The CEO was complaining about how a product didn’t conform to a specification. The engineer interrupted to say, “I understand what you are saying, but the product doesn’t conform to specifications because it exceeds your specifications.”
The CEO’s red face got even redder, and his eyes bulged even bigger. He stood and shouted, “You think you can tell me how to interpret my specs? My specs?” He snarled, “When I want your f—ing advice, I’ll ask for it.”
Then the CEO grabbed his chair with two hands, spun and flung it as hard as he could. It gouged the wall behind him, and bounced to the floor. One of his staffers immediately jumped up and moved his chair to the CEO’s place. (Possibly proper meeting etiquette holds that once someone throws a chair, he can no longer use it.)

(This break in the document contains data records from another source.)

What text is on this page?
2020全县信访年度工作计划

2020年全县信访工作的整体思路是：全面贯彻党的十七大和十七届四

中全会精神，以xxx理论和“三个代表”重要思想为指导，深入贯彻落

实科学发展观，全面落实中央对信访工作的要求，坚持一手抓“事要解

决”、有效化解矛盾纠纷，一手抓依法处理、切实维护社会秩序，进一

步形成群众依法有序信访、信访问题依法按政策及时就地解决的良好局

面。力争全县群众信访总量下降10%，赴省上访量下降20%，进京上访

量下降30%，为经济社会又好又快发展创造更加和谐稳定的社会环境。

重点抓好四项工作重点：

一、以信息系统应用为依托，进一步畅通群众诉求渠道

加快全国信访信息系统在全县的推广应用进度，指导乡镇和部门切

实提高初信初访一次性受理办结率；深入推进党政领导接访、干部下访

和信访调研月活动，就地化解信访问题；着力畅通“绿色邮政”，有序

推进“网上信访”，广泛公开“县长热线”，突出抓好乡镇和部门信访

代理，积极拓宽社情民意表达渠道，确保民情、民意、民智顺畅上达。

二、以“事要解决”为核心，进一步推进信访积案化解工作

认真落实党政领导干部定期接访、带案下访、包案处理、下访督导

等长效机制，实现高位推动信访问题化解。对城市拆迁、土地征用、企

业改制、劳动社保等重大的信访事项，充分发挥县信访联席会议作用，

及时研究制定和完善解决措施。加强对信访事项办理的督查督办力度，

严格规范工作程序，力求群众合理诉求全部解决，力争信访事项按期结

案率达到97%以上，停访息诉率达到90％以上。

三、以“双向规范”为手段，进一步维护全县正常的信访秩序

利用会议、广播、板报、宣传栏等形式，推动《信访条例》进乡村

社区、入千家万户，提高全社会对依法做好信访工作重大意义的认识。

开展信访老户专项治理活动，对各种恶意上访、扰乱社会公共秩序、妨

I glanced at my client. What would he do? Would he get mad, walk out or ask for an apology?
He did none of the above.
My client waited a beat, and then calmly said, “What other concerns can we take care of?”

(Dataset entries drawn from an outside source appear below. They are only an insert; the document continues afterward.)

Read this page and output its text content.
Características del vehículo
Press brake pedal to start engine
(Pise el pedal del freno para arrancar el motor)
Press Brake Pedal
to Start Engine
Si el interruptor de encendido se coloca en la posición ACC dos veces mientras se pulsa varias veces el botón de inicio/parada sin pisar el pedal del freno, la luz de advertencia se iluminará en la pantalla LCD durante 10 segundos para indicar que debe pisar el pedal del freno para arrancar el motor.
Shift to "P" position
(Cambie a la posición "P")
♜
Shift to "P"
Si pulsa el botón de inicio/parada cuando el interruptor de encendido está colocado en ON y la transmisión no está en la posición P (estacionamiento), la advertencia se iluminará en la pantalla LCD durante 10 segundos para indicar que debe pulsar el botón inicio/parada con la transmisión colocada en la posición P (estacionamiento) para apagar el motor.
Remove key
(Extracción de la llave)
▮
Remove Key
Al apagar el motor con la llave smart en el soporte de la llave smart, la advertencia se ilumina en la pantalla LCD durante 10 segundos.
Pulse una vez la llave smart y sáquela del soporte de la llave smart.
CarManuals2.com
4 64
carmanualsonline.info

I was surprised he just moved on—but then I realized he wasn’t really moving on. He started nibbling around the edges of the CEO’s complaints, pushing back a little here, disagreeing a little there. The CEO grew more and more frustrated.

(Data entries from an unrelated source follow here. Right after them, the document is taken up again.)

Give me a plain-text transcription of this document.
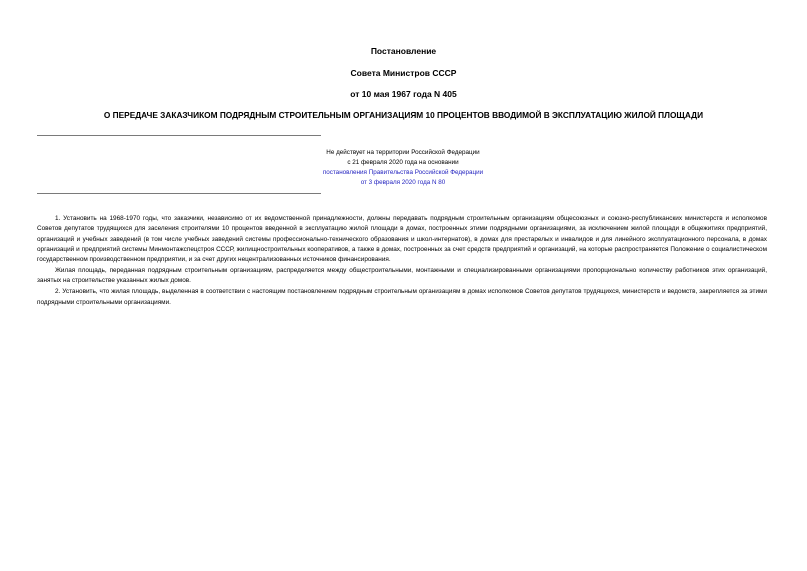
Постановление
Совета Министров СССР
от 10 мая 1967 года N 405
О ПЕРЕДАЧЕ ЗАКАЗЧИКОМ ПОДРЯДНЫМ СТРОИТЕЛЬНЫМ ОРГАНИЗАЦИЯМ 10 ПРОЦЕНТОВ ВВОДИМОЙ В ЭКСПЛУАТАЦИЮ ЖИЛОЙ ПЛОЩАДИ
Не действует на территории Российской Федерации
с 21 февраля 2020 года на основании
постановления Правительства Российской Федерации
от 3 февраля 2020 года N 80

1. Установить на 1968-1970 годы, что заказчики, независимо от их ведомственной принадлежности, должны передавать подрядным строительным организациям общесоюзных и союзно-республиканских министерств и исполкомов Советов депутатов трудящихся для заселения строителями 10 процентов введенной в эксплуатацию жилой площади в домах, построенных этими подрядными организациями, за исключением жилой площади в общежитиях предприятий, организаций и учебных заведений (в том числе учебных заведений системы профессионально-технического образования и школ-интернатов), в домах для престарелых и инвалидов и для линейного эксплуатационного персонала, в домах организаций и предприятий системы Минмонтажспецстроя СССР, жилищностроительных кооперативов, а также в домах, построенных за счет средств предприятий и организаций, на которые распространяется Положение о социалистическом государственном производственном предприятии, и за счет других нецентрализованных источников финансирования.

Жилая площадь, переданная подрядным строительным организациям, распределяется между общестроительными, монтажными и специализированными организациями пропорционально количеству работников этих организаций, занятых на строительстве указанных жилых домов.

2. Установить, что жилая площадь, выделенная в соответствии с настоящим постановлением подрядным строительным организациям в домах исполкомов Советов депутатов трудящихся, министерств и ведомств, закрепляется за этими подрядными строительными организациями.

Finally, when my client said, “I’m not sure that’s quite accurate,” the CEO stood and said, “I had hoped this would be a productive meeting. I’m disappointed you’re not taking our concerns more seriously. Let’s reschedule this for a time when you can put my needs first.” Then he stomped out.
My client and I talked about the meeting afterward. “What made you decide not to say anything when he yelled at your engineer?” I asked.
“I wanted to,” he replied. “Our guy did nothing wrong. But if I had defended him, he still could have thought he did something wrong. Instead, I basically did the same thing he had done. The CEO treated me the same way. Now my guy knows he did nothing wrong.”
“But won’t your engineer wonder why you didn’t take his side?” I asked.
“Absolutely,” he said. “That’s why I’ll talk to him as soon as we get back to the office. But then we can have a discussion about customer relationships, meeting dynamics and dealing with conflict as equals since the customer got mad at both of us. Then he won’t be defensive because he wasn’t the only person who did something ‘wrong.'”
The question: Should my client have taken a stand in the meeting?
From his perspective, pushing back too hard in front of others may have pushed his customer over the edge. While his team might have appreciated the gesture, the repercussions could have been disastrous.
Instead, he decided to create a “conflict” of his own, proving the customer was a jerk. (Not that anyone needed proof, but still.) My client took a different stand, purposely drawing heat while indirectly supporting his engineer.
“You know,” my client said, “Who cares if the CEO threw a chair? It’s his furniture. As long as he doesn’t hit anybody, I don’t really care. It was actually kind of funny, and I guarantee our engineer will be dining out on that story for years. Plus, I can use this as an opportunity to help him develop, since now he can just focus on how to deal with difficult customers … instead of always wondering whether he was somehow in the wrong.”
It’s sound reasoning, and an interesting take on a complicated situation. But it’s not the only possible response. What would you have done?